Just be yourself is the common saying
Like as if I wake up day to day switching masks
With costume changes
Despite my ability to be up or down
It is still MY personality like makeup on a clown
Sometimes I wish I could be somebody else
Some seem to be better at everything I admit it makes me jealous
They even fall more gracefully
They seem to be them unashamedly
and I, me inescapably
When I refuse to do something, It's just because I'm fearful
When I decide to step out I'm a power seeking Jezebel
And I'm like, Whatever I just want to give up
Because what's the use in even trying if my intentions in their heads is all messed up
They say don't live to please others
But if you don't then you are unwanted by your own brothers
Try as I have in the past I just don't fit in any box that I have come across yet.

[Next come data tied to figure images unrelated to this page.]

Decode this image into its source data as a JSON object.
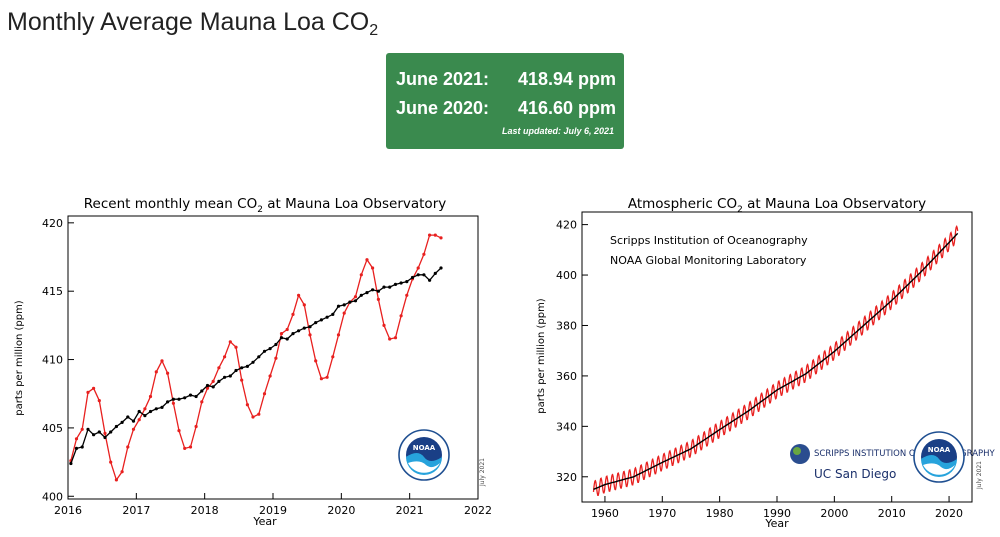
{
  "page": {
    "title": "Monthly Average Mauna Loa CO",
    "title_sub": "2"
  },
  "stats": {
    "current_label": "June 2021:",
    "current_value": "418.94 ppm",
    "previous_label": "June 2020:",
    "previous_value": "416.60 ppm",
    "last_updated": "Last updated: July 6, 2021"
  },
  "colors": {
    "stat_bg": "#3a8a4e",
    "monthly_series": "#e8201f",
    "trend_series": "#000000"
  },
  "chart_data": [
    {
      "type": "line",
      "title": "Recent monthly mean CO",
      "title_sub": "2",
      "title_suffix": " at Mauna Loa Observatory",
      "xlabel": "Year",
      "ylabel": "parts per million (ppm)",
      "xlim": [
        2016,
        2022
      ],
      "ylim": [
        399.8,
        420.5
      ],
      "xticks": [
        2016,
        2017,
        2018,
        2019,
        2020,
        2021,
        2022
      ],
      "yticks": [
        400,
        405,
        410,
        415,
        420
      ],
      "series": [
        {
          "name": "Monthly mean",
          "color": "#e8201f",
          "x": [
            2016.042,
            2016.125,
            2016.208,
            2016.292,
            2016.375,
            2016.458,
            2016.542,
            2016.625,
            2016.708,
            2016.792,
            2016.875,
            2016.958,
            2017.042,
            2017.125,
            2017.208,
            2017.292,
            2017.375,
            2017.458,
            2017.542,
            2017.625,
            2017.708,
            2017.792,
            2017.875,
            2017.958,
            2018.042,
            2018.125,
            2018.208,
            2018.292,
            2018.375,
            2018.458,
            2018.542,
            2018.625,
            2018.708,
            2018.792,
            2018.875,
            2018.958,
            2019.042,
            2019.125,
            2019.208,
            2019.292,
            2019.375,
            2019.458,
            2019.542,
            2019.625,
            2019.708,
            2019.792,
            2019.875,
            2019.958,
            2020.042,
            2020.125,
            2020.208,
            2020.292,
            2020.375,
            2020.458,
            2020.542,
            2020.625,
            2020.708,
            2020.792,
            2020.875,
            2020.958,
            2021.042,
            2021.125,
            2021.208,
            2021.292,
            2021.375,
            2021.458
          ],
          "y": [
            402.6,
            404.2,
            404.9,
            407.6,
            407.9,
            407.0,
            404.6,
            402.5,
            401.2,
            401.8,
            403.6,
            404.9,
            405.6,
            406.4,
            407.3,
            409.1,
            409.9,
            409.0,
            406.8,
            404.8,
            403.5,
            403.6,
            405.1,
            406.9,
            407.9,
            408.4,
            409.4,
            410.2,
            411.3,
            410.9,
            408.5,
            406.7,
            405.8,
            406.0,
            407.5,
            408.8,
            410.1,
            411.9,
            412.2,
            413.3,
            414.7,
            414.0,
            411.8,
            409.9,
            408.6,
            408.7,
            410.2,
            411.8,
            413.4,
            414.2,
            414.6,
            416.2,
            417.3,
            416.7,
            414.4,
            412.5,
            411.5,
            411.6,
            413.2,
            414.7,
            415.9,
            416.7,
            417.7,
            419.1,
            419.1,
            418.9
          ]
        },
        {
          "name": "Seasonally corrected",
          "color": "#000000",
          "x": [
            2016.042,
            2016.125,
            2016.208,
            2016.292,
            2016.375,
            2016.458,
            2016.542,
            2016.625,
            2016.708,
            2016.792,
            2016.875,
            2016.958,
            2017.042,
            2017.125,
            2017.208,
            2017.292,
            2017.375,
            2017.458,
            2017.542,
            2017.625,
            2017.708,
            2017.792,
            2017.875,
            2017.958,
            2018.042,
            2018.125,
            2018.208,
            2018.292,
            2018.375,
            2018.458,
            2018.542,
            2018.625,
            2018.708,
            2018.792,
            2018.875,
            2018.958,
            2019.042,
            2019.125,
            2019.208,
            2019.292,
            2019.375,
            2019.458,
            2019.542,
            2019.625,
            2019.708,
            2019.792,
            2019.875,
            2019.958,
            2020.042,
            2020.125,
            2020.208,
            2020.292,
            2020.375,
            2020.458,
            2020.542,
            2020.625,
            2020.708,
            2020.792,
            2020.875,
            2020.958,
            2021.042,
            2021.125,
            2021.208,
            2021.292,
            2021.375,
            2021.458
          ],
          "y": [
            402.4,
            403.5,
            403.6,
            404.9,
            404.5,
            404.7,
            404.3,
            404.7,
            405.1,
            405.4,
            405.8,
            405.5,
            406.2,
            405.9,
            406.2,
            406.4,
            406.5,
            406.9,
            407.1,
            407.1,
            407.2,
            407.4,
            407.3,
            407.7,
            408.1,
            408.0,
            408.4,
            408.7,
            408.8,
            409.2,
            409.4,
            409.5,
            409.8,
            410.2,
            410.6,
            410.8,
            411.1,
            411.6,
            411.5,
            411.9,
            412.1,
            412.3,
            412.4,
            412.7,
            412.9,
            413.1,
            413.3,
            413.9,
            414.0,
            414.2,
            414.3,
            414.7,
            414.9,
            415.1,
            415.0,
            415.3,
            415.3,
            415.5,
            415.6,
            415.7,
            416.0,
            416.2,
            416.2,
            415.8,
            416.3,
            416.7
          ]
        }
      ]
    },
    {
      "type": "line",
      "title": "Atmospheric CO",
      "title_sub": "2",
      "title_suffix": " at Mauna Loa Observatory",
      "xlabel": "Year",
      "ylabel": "parts per million (ppm)",
      "xlim": [
        1956,
        2024
      ],
      "ylim": [
        310,
        425
      ],
      "xticks": [
        1960,
        1970,
        1980,
        1990,
        2000,
        2010,
        2020
      ],
      "yticks": [
        320,
        340,
        360,
        380,
        400,
        420
      ],
      "annotations": [
        "Scripps Institution of Oceanography",
        "NOAA Global Monitoring Laboratory"
      ],
      "trend": {
        "name": "Annual trend",
        "color": "#000000",
        "x": [
          1958,
          1960,
          1965,
          1970,
          1975,
          1980,
          1985,
          1990,
          1995,
          2000,
          2005,
          2010,
          2015,
          2021.5
        ],
        "y": [
          315.0,
          316.9,
          320.0,
          325.7,
          331.1,
          338.7,
          346.1,
          354.4,
          360.8,
          369.7,
          379.8,
          389.9,
          401.0,
          416.5
        ]
      },
      "seasonal": {
        "name": "Monthly mean",
        "color": "#e8201f",
        "amplitude_ppm": 3.2
      }
    }
  ],
  "logos": {
    "noaa": "NOAA",
    "scripps": "SCRIPPS INSTITUTION OF OCEANOGRAPHY",
    "ucsd": "UC San Diego",
    "credit": "July 2021"
  }
}
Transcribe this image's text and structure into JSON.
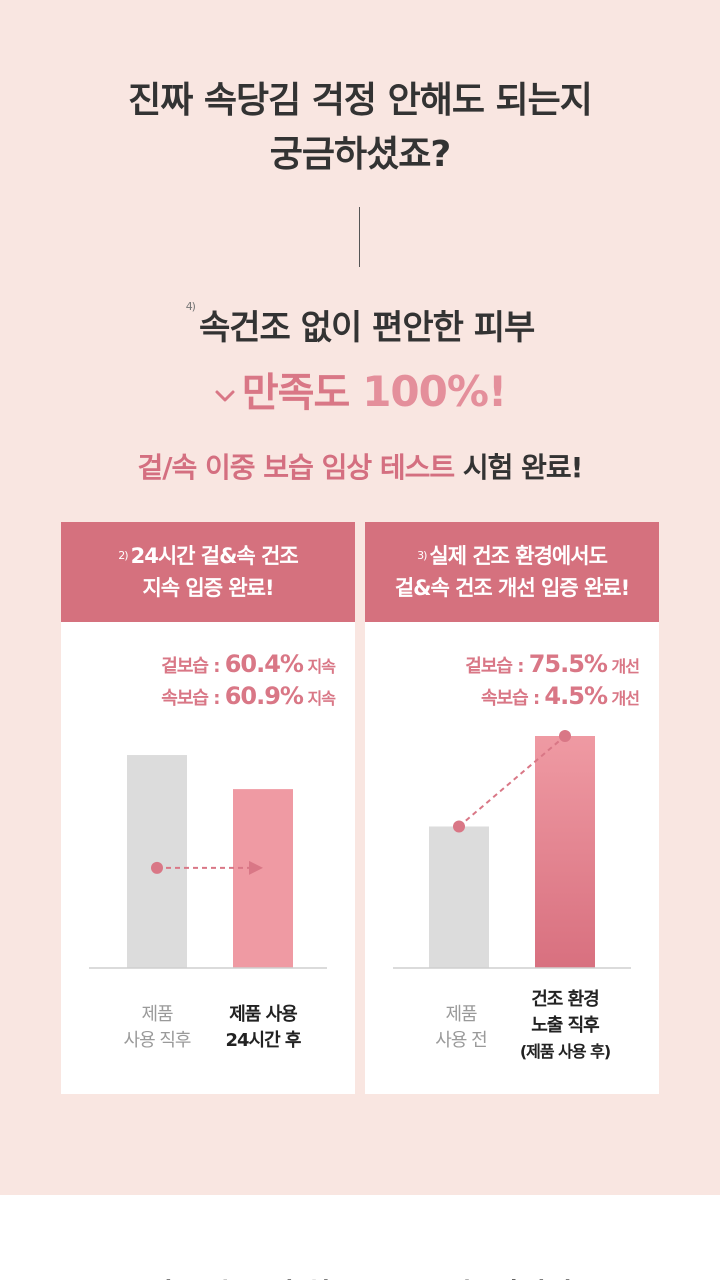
{
  "headline": {
    "line1": "진짜 속당김 걱정 안해도 되는지",
    "line2": "궁금하셨죠?"
  },
  "sub_headline": {
    "footnote": "4)",
    "text": "속건조 없이 편안한 피부"
  },
  "satisfaction": {
    "label": "만족도",
    "value": "100%!"
  },
  "test_line": {
    "highlight": "겉/속 이중 보습 임상 테스트",
    "rest": "시험 완료!"
  },
  "colors": {
    "background": "#f9e6e1",
    "accent": "#d5717e",
    "gray_bar": "#dcdcdc",
    "pink_bar": "#ef9aa3"
  },
  "chart_data": [
    {
      "type": "bar",
      "footnote": "2)",
      "title": [
        "24시간 겉&속 건조",
        "지속 입증 완료!"
      ],
      "stats": [
        {
          "label": "겉보습 : ",
          "value": "60.4%",
          "suffix": " 지속"
        },
        {
          "label": "속보습 : ",
          "value": "60.9%",
          "suffix": " 지속"
        }
      ],
      "categories": [
        [
          "제품",
          "사용 직후"
        ],
        [
          "제품 사용",
          "24시간 후"
        ]
      ],
      "values": [
        100,
        84
      ],
      "ylim": [
        0,
        108
      ],
      "xlabel": "",
      "ylabel": ""
    },
    {
      "type": "bar",
      "footnote": "3)",
      "title": [
        "실제 건조 환경에서도",
        "겉&속 건조 개선 입증 완료!"
      ],
      "stats": [
        {
          "label": "겉보습 : ",
          "value": "75.5%",
          "suffix": " 개선"
        },
        {
          "label": "속보습 : ",
          "value": "4.5%",
          "suffix": " 개선"
        }
      ],
      "categories": [
        [
          "제품",
          "사용 전"
        ],
        [
          "건조 환경",
          "노출 직후",
          "(제품 사용 후)"
        ]
      ],
      "values": [
        61,
        100
      ],
      "ylim": [
        0,
        100
      ],
      "xlabel": "",
      "ylabel": ""
    }
  ],
  "bottom_peek": "피부 속부터 차오르는 보습 입니다"
}
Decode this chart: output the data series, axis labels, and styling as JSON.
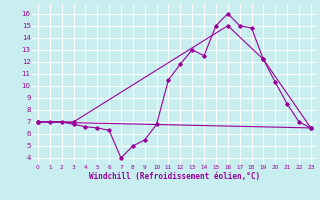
{
  "bg_color": "#c8eef0",
  "line_color": "#990099",
  "grid_color": "#ffffff",
  "xlabel": "Windchill (Refroidissement éolien,°C)",
  "xlabel_color": "#990099",
  "ylim": [
    3.5,
    16.8
  ],
  "xlim": [
    -0.5,
    23.5
  ],
  "yticks": [
    4,
    5,
    6,
    7,
    8,
    9,
    10,
    11,
    12,
    13,
    14,
    15,
    16
  ],
  "xticks": [
    0,
    1,
    2,
    3,
    4,
    5,
    6,
    7,
    8,
    9,
    10,
    11,
    12,
    13,
    14,
    15,
    16,
    17,
    18,
    19,
    20,
    21,
    22,
    23
  ],
  "series1_x": [
    0,
    1,
    2,
    3,
    4,
    5,
    6,
    7,
    8,
    9,
    10,
    11,
    12,
    13,
    14,
    15,
    16,
    17,
    18,
    19,
    20,
    21,
    22,
    23
  ],
  "series1_y": [
    7.0,
    7.0,
    7.0,
    6.8,
    6.6,
    6.5,
    6.3,
    4.0,
    5.0,
    5.5,
    6.8,
    10.5,
    11.8,
    13.0,
    12.5,
    15.0,
    16.0,
    15.0,
    14.8,
    12.2,
    10.3,
    8.5,
    7.0,
    6.5
  ],
  "series2_x": [
    0,
    3,
    16,
    19,
    23
  ],
  "series2_y": [
    7.0,
    7.0,
    15.0,
    12.2,
    6.5
  ],
  "series3_x": [
    0,
    23
  ],
  "series3_y": [
    7.0,
    6.5
  ]
}
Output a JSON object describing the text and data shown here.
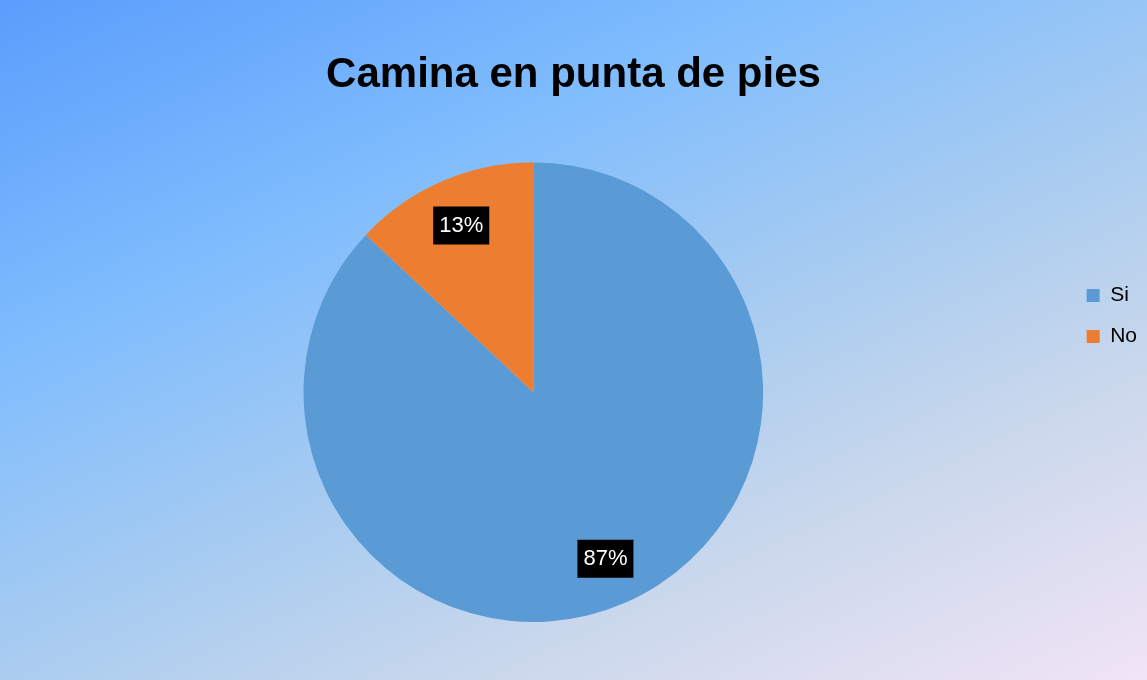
{
  "chart_data": {
    "type": "pie",
    "title": "Camina en punta de pies",
    "categories": [
      "Si",
      "No"
    ],
    "values": [
      87,
      13
    ],
    "colors": [
      "#5b9bd5",
      "#ed7d31"
    ],
    "value_labels": [
      "87%",
      "13%"
    ],
    "legend": "right"
  }
}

And people like to point their fingers and jest
Sometimes I felt like nobody was my friend
But then there's her-
Her with the eyes that seek MY approval
Her with the lips that speak joy so Truthful
Her with the voice like a heaven sent angel
Her with the ability to make me stand like I'm the man, okay not really-but
The Head Boss on Campus
Like I never deal with feelings of being inadequate
Mommy is what she calls me
Mommy is the term she utilizes when she recognizes that her abilities at the moment
may not be enough to obtain the thing that she is desiring
And despite her frustration that she can't do all things alone
I smile with glee at her imprecision
Because I reassure her 'Sooner or later, she is going to get it'
and every single attempt is another learned lesson
And when I feel like there is something I am doing wrong as mommy
He comes in and lifts me up readily
Wifey is what he calls me
He doesn't say much- in the way that I do
But I look in his eyes and he gives me this smile like
he's saying 'I believe in you'
He says I am the strongest person he has ever known
But he has carried me through my trials so many times I've lost count
He hangs on to my every word when he feels down
Like he's drawing strength and wisdom from my mouth
He's one of the most respectable, honest and intelligent people I have ever known
And he says he needs me?
And I know that I can never be happy if my identity
is inextricably dependent on these people that depend on me
And so I want to explain that it is not wife, nor mommy that defines me
But my personal characteristics and abilities instead that makes me
so successful and brilliant in my roles as her mommy and his help meet
I am sure that there are innumerable women who can cook better than me
Can clean better than me
Keep a happier attitude when going through personal struggles that bring me to my knees
But none of those awesome women carried my children in their bodice
Nor did they have the honor to walk down the aisle with my husband
Figuratively because we got married in a courthouse office
And there is nothing I would change about us.
Therefore, there is nothing wrong with me.
I am her, I am Crystin, I am wrong, I am right, I am full of indecision at times
While at others I am certain of my actions and full of might
I may not be enough for some, and it's okay.
I was not placed here to please they
I am thankfully, beautifully, inescapably me; anyway.